With good reason, archtops are considered the greatest challenge in guitar building. And there’s nothing more beautiful than a hand-carved, elegantly arched top or back. Those curves! Those reflections! An archtop’s fusion of structure, sound, and elegance is an art that’s not easy to master. And it gets even more difficult when you’re departing from conventional shapes, for example by introducing tighter radiuses - nothing breaks easier than highly flamed wood being bent into shape! But we’re known for outsmarting obstacles, and often, all it takes is more time and patience - and occasionally, an extra set of sides or two. . .
Time and patience are also required for an archtop’s details. Some of these are invisibly located on the inside of the guitar’s body, but even some that are on the outside, such as a solid ebony bridge, aren’t noticed right away. Meticulously shaped to be a perfect match to the top’s arch, a solid bridge yields a fuller sound and quicker response than the typical adjustable designs, where the strings’ vibrations have to travel through a set of screws, and then a separate, possibly flexible, base - no wonder that tone gets lost!
Similarly, our tailpiece differs from most standard designs, which tend to be mounted to either a metal hinge or a plastic string. Inspired by traditional Japanese wood joinery (as well as the viola de gamba), our tailpiece is mounted to a matching wood counterpart, resulting in sound transmission that goes from wood to wood, which, in our view, is the best and most honest tonal option. On guitars with pickups, we even include a ground connection to the strings to avoid issues with buzz and hum.
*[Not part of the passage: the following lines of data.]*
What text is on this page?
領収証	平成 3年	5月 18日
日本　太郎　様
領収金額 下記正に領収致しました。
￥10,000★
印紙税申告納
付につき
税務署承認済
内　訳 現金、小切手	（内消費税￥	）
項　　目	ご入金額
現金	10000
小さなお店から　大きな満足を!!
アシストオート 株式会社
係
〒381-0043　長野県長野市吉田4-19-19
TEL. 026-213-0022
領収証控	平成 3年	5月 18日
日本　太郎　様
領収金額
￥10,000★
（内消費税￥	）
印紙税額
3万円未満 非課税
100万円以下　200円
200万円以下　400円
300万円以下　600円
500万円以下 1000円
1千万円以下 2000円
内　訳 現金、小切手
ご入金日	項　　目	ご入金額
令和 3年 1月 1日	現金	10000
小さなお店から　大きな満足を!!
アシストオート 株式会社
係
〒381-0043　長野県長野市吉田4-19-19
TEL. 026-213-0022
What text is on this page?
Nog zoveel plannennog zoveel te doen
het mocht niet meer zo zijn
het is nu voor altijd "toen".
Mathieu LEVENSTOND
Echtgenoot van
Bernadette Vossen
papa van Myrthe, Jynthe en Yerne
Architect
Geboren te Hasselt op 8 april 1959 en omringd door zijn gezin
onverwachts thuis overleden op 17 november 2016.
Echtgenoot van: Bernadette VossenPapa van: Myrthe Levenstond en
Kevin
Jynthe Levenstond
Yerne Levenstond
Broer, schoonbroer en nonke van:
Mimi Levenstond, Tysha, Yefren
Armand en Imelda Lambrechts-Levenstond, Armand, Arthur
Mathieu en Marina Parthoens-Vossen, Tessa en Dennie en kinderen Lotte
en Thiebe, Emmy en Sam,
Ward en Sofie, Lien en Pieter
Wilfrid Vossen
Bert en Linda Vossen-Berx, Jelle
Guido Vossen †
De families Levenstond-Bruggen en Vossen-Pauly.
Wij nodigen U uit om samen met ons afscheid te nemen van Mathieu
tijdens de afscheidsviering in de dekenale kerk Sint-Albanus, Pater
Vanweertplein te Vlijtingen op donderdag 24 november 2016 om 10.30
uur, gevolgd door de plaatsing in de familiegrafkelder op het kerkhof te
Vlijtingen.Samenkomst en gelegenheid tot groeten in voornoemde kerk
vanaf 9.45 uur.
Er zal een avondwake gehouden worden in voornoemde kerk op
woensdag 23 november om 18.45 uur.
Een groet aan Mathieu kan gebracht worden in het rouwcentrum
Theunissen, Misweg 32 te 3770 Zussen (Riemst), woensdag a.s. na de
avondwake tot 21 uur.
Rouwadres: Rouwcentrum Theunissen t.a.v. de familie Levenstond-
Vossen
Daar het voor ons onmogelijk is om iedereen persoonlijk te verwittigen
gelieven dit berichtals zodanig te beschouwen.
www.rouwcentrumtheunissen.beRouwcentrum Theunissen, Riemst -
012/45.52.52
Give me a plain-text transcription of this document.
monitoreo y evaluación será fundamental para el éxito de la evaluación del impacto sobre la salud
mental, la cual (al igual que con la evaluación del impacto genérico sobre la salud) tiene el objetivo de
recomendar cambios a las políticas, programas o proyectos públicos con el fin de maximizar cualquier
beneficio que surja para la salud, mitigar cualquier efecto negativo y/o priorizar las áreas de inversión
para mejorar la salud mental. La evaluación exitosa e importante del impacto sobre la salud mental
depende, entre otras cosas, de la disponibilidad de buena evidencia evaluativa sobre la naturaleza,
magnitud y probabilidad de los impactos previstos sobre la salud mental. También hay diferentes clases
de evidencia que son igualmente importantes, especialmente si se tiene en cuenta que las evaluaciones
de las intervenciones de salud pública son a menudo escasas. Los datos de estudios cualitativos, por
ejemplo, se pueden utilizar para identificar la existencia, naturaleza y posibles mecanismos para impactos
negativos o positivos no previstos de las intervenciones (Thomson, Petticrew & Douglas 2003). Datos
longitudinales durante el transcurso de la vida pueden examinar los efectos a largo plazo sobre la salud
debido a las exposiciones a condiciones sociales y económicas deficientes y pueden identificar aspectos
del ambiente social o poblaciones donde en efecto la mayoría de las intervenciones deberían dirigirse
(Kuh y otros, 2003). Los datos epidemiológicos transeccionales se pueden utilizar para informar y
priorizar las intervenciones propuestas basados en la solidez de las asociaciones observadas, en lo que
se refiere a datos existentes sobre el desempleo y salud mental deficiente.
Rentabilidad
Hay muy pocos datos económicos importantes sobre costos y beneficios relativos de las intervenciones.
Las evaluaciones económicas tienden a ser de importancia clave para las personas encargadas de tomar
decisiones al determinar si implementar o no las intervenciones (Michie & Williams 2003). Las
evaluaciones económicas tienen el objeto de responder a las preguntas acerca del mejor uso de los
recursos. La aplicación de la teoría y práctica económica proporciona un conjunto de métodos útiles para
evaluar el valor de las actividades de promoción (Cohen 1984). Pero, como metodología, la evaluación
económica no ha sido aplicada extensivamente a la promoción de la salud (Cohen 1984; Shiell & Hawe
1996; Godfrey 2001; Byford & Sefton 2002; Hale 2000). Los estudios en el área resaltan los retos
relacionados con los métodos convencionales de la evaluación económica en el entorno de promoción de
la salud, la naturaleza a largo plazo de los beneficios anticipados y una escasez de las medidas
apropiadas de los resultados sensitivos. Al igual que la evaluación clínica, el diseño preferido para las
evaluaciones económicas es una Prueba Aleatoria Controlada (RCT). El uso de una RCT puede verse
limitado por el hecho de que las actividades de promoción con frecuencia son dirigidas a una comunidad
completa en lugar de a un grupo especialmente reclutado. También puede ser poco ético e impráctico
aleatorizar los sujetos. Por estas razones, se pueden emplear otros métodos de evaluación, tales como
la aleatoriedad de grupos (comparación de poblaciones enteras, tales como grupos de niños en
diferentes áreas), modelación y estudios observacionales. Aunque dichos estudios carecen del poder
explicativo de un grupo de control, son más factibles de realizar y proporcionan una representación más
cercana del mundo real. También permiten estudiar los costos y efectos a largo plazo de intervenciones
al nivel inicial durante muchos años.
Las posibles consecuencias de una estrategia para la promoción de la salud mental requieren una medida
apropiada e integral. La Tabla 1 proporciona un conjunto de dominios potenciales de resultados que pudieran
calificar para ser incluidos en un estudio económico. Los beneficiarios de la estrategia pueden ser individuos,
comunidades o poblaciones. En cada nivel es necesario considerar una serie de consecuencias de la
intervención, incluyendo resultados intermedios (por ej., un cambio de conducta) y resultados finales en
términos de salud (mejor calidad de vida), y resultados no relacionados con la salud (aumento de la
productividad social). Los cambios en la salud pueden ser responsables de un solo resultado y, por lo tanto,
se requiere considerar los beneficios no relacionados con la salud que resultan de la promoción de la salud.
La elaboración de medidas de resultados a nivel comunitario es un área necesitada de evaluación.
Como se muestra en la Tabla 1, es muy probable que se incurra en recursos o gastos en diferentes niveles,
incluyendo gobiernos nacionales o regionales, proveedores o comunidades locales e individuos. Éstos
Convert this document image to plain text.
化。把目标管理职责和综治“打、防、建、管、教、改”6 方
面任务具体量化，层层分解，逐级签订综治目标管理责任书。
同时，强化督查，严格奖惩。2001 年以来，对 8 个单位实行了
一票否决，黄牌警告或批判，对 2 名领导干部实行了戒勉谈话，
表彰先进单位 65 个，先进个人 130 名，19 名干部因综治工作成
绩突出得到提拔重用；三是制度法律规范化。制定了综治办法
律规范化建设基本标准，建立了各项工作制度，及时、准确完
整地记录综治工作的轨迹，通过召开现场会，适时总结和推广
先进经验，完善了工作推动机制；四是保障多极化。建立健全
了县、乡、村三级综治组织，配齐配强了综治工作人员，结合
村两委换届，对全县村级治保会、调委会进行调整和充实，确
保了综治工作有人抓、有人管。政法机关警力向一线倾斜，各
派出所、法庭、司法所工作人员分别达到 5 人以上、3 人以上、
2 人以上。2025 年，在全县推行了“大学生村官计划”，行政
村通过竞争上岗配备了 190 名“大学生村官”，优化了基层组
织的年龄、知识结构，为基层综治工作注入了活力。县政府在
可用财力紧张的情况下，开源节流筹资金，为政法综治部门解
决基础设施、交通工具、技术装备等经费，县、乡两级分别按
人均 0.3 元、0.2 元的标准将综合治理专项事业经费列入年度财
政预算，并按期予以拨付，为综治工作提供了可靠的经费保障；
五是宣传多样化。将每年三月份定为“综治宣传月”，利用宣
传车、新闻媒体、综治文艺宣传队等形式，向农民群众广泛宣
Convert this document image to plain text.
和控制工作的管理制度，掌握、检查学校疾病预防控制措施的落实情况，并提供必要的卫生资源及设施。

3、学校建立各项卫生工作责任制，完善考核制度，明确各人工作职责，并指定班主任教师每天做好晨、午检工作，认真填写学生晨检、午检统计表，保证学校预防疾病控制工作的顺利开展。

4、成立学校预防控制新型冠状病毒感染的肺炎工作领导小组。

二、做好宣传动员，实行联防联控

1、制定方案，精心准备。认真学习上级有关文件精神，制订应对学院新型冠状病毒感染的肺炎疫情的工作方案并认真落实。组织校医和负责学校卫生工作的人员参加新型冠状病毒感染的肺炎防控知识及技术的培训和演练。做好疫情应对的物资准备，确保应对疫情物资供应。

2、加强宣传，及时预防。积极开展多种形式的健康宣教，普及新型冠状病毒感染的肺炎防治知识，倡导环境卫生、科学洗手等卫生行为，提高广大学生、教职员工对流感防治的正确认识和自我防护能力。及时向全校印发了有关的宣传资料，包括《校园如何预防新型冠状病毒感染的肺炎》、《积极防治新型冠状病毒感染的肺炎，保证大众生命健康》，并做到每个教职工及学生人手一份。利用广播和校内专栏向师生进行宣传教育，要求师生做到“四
Let’s not forget about our reversed pickguard, which is another of our innovations. Typically, the pickguard - often larger than necessary - is mounted with its largest section toward the center of the body. This makes sense from a historical perspective, as players used to have to dig in hard to be heard playing in a big band without amplification. But very few guitarists play that way today, with the result being that the pickguard’s function has largely moved from one of protecting the guitar’s top to being more of a finger-rest and guide for the picking hand. Accordingly, we turned the shape around, with the narrow portion toward the bridge, which not only harmonizes better with the shape of the tailpiece, but also allows for better tone by not covering up the f-hole.
It goes without saying that our pickguards attach to the fingerboard extension, rather than being mounted to the instrument’s top. On guitars with electronics, the pickguard also serves as a platform for the pickup (often with a cover made from the same wood as the pickguard itself) and virtually invisibly mounted controls.
Speaking of f-holes: Most jazz guitars have them, ours don’t. Originating with the family of bowed instruments, the shape was adapted for guitars early on, even though nothing is further removed from how an archtop guitar’s top is excited than a violin. Another reason is that traditional f-holes can easily be cut with a router, while the «f-holes» on our Massari model take two days to realize.
A few words about the wood: We celebrated our 35th anniversary in 2015, so it’s only natural that we’ve become good friends with many wood suppliers. Many of them call us when they’ve come across something special, because they know that we’re only looking for the highest quality, and won’t haggle about the price. We simply want the very best, or at least what we consider to be the best, as it’s not always the «normal» pieces of wood that inspire us. As a result, we’ve ended up with an impressive collection!